For the agency to snoop domestically on American citizens suspected of having terrorist ties, it first must to go to the Foreign Intelligence Surveillance Court, or FISA, make a showing of probable cause that the target is linked to a terrorist group, and obtain a warrant.

As we all now know, that is flat out untrue. But who even said the calls intercepted were American citizens? This NSA program looks at calls to terror states or terrorist suspects. How does Mr. Bamford and the NYT know the person placing that call is a US citizen rather than a visitor from abroad?

Despite the low odds of having a request turned down, President Bush established a secret program in which the NSA would bypass the FISA court and begin eavesdropping without warrant on Americans.

What we're talking about is computers picking up keywords, not humans listening to people as is done in a traditional warrant. You don't need a warrant to do that. If this is, as James Bamford says, something "President Bush established", then why are there so many mentions of "warrantless" in his 23 year old book?

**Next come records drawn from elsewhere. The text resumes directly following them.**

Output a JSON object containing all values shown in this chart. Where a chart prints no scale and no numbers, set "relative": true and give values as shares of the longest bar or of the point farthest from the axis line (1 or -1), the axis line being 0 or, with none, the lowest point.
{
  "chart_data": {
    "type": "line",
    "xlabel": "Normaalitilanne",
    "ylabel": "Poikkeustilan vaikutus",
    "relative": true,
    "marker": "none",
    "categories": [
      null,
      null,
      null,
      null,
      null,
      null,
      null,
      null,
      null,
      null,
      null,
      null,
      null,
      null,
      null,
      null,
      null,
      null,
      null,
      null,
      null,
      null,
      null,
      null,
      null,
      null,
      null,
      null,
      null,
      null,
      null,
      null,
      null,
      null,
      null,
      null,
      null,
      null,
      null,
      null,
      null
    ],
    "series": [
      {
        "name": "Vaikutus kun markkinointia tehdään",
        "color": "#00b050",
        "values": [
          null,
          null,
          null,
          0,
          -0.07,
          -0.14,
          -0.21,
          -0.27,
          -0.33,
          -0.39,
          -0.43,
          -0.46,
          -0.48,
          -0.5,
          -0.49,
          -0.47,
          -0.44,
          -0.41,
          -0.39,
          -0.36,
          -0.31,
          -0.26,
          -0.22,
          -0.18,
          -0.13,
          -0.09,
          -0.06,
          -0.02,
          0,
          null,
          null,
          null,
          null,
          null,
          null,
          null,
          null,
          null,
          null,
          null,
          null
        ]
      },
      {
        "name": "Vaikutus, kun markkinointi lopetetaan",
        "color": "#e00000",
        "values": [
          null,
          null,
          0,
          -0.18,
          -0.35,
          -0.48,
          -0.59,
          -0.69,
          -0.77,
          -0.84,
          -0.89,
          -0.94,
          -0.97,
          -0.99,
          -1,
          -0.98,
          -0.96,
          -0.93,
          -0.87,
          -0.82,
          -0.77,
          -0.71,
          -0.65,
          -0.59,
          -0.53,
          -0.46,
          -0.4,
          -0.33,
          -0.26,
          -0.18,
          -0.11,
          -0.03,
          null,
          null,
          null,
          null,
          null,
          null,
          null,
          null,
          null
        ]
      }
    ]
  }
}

How do you apply for a warrant when you have no idea who it is for or when it will be needed? Doesn't Mr. Bamford know that FISA protections of US citizens are for named citizens, not for unknown datamining? Of course he does, he wrote it in his book over twenty years ago, page 468, one page before he outlines how other administrations have spied on Americans without warrants:

The Puzzle Palace - Page 469 - James Bamford
By carefully inserting the words "by the NSA" the Agency has skillfully excluded from the coverage of the FISA statute all interceptions received from British GCHQ or any other non-NSA source. Thus it is possible for GCHQ to monitor the domestic circuits of interest and pass them on to NSA through the UKUSA Agreement. Once they were received, NSA could process the communications through its own computers and analysts, targeting and watch-listing Amercians with impunity, since the action would not be covered under the FISA statute or any other law.

Where was that in the New York Times article?